# New bikes from bikesdirect?



## Oaklander (Feb 26, 2008)

Does anyone have any info/updates on this? It was posted on a thread by the bikes direct guy, but the thread has been closed...


colors
matt black
bright blue
dark green

sizes 49, 52, 54, 56, 58, 61

Frame 100% Cr-Mo, Water Bottle Mount
Fork Triple Butted 100% Cr-Mo w/ Fender Mounts
Headset Ritchey 1-1/8" Threadless
Handlebars Alloy Bullhorn
Stem Forged Alloy, 7 Degree
Grips Velo Cushion Wrap Foam
Brake Lever Tektro RX4.1, Alloy, F&R
Brake(s) Tektro 510A Dual Pivot Caliper F&R
Seat Post Micro Adjust Alloy 27.2
Crankset FSA Vero3-pc Alloy, 170mm, Sealed Bearing, 46T Alloy
Chain KMC Z410 Silver
Pedal Wellgo Alloy w/ Cage & Toe Clips
Rim Alex R500, 32H, Double Wall w/ CNC Sidewalls, w/ Stainless 14Ga. Spokes
Front Hub Formula High Flange Alloy, 32H, Sealed Bearing,
Rear Hub Formula High Flange Alloy, 32H, Sealed Bearing 16T FW/Fixed Flip Flop
Tires Kenda K176, 700 X 28c


price will be $299 or $319 depending on exchange rate
no sales tax except in Texas; free shipping in 48 contential states
and delivery is in April

very simple decals
brand DAWES
model - 2009 SST [not bike currently on site]

we ordered a lot
but they will sell out quick
I feel this bike will become the new standard for a super SS/Track deal with brakes
__________________


----------



## FatTireFred (Jan 31, 2005)

lmfao


----------



## DIRT BOY (Aug 22, 2002)

FatTireFred said:


> lmfao


Yeah, that's not a BD emp posting an ad...


----------



## Oaklander (Feb 26, 2008)

What, do you guys just sit around all day waiting for people to write about bikes direct?


----------



## Henry Porter (Jul 25, 2006)

Oaklander said:


> What, do you guys just sit around all day waiting for people to write about bikes direct?

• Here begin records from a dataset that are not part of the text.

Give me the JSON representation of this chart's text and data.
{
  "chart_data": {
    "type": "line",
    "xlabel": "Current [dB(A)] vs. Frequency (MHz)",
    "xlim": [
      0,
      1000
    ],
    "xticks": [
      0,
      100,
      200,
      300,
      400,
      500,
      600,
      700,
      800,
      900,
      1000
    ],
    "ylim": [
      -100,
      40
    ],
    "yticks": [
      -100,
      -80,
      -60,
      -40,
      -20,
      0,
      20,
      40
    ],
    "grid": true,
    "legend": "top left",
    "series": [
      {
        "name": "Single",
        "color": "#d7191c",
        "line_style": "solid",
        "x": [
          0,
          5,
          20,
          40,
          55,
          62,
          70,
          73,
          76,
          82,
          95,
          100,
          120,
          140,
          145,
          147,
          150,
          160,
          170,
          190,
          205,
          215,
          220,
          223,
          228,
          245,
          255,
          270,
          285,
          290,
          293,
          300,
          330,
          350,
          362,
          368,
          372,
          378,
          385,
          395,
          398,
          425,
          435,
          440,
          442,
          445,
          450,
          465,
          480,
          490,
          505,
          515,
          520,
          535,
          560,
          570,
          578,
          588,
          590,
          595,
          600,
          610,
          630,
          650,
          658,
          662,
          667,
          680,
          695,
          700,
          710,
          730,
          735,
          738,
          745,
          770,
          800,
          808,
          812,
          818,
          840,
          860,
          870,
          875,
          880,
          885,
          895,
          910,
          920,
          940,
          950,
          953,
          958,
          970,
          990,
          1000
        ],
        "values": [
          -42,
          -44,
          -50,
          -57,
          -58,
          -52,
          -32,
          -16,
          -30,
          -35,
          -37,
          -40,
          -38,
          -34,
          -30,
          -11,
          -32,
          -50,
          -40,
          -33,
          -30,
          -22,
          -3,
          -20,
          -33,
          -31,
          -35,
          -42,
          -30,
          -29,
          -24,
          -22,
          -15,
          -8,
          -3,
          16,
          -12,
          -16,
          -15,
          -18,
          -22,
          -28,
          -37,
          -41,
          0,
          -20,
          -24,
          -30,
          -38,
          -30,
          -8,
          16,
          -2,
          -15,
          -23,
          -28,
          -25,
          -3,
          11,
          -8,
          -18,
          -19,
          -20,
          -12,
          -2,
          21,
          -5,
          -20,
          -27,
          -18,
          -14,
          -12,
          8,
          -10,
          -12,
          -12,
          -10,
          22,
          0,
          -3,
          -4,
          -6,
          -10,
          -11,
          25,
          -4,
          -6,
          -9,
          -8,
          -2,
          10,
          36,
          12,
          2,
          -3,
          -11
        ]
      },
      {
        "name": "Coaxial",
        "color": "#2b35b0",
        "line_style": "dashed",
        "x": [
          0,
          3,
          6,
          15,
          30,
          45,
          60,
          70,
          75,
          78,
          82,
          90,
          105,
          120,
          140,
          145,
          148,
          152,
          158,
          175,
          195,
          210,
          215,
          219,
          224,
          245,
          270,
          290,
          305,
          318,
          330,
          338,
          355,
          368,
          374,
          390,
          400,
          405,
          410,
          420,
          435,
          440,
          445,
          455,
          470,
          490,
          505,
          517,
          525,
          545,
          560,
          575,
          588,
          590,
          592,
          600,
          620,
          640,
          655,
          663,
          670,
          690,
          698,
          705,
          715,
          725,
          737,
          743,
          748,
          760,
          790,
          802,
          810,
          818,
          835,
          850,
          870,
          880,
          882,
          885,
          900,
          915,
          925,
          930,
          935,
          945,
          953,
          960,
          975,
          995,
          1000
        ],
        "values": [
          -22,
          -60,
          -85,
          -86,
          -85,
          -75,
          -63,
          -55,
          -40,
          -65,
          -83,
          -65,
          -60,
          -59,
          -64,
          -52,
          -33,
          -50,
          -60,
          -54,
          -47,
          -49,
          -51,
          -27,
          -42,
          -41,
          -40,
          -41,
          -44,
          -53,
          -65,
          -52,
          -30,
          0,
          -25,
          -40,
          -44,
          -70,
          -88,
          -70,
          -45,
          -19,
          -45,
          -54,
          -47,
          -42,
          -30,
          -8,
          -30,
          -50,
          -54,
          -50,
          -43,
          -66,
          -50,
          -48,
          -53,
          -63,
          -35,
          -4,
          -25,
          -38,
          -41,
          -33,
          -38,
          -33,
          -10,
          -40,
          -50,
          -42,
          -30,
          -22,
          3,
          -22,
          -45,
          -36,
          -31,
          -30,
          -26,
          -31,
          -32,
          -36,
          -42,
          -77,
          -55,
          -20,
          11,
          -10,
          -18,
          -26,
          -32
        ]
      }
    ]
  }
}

No, it usually happens often enough that you don't have to wait around too long for it.


----------



## covenant (May 21, 2002)

Spring is coming!


----------



## rogerstg (Aug 1, 2007)

DIRT BOY said:


> Yeah, that's not a BD emp posting an ad...


I think the OP wants to know when they'll be available. What would be the point of a shill bringing it up when it does not exist yet? Besides, when they are available it would be more effective if Mike simply made the announcement.

Pretty funny you getting wanked because the topic of BD comes up in their forum.


----------



## Henry Porter (Jul 25, 2006)

rogerstg said:


> I think the OP wants to know when they'll be available. What would be the point of a shill bringing it up when it does not exist yet? Besides, when they are available it would be more effective if Mike simply made the announcement.
> 
> Pretty funny you getting wanked because the topic of BD comes up in their forum.


Um, exposure?


----------



## Dave Hickey (Jan 27, 2002)

rogerstg said:


> .
> 
> Pretty funny you getting wanked because the topic of BD comes up in their forum.


FYI, This was posted in the fixed/single speed forum and moved to this forum. You'd have no way of knowing that unless you saw the thread over there... sorry


----------



## SSSasky (Apr 8, 2004)




----------



## culdeus (May 5, 2005)

they used to eat the sales tax in texas. I guess times are tough for old BD.


----------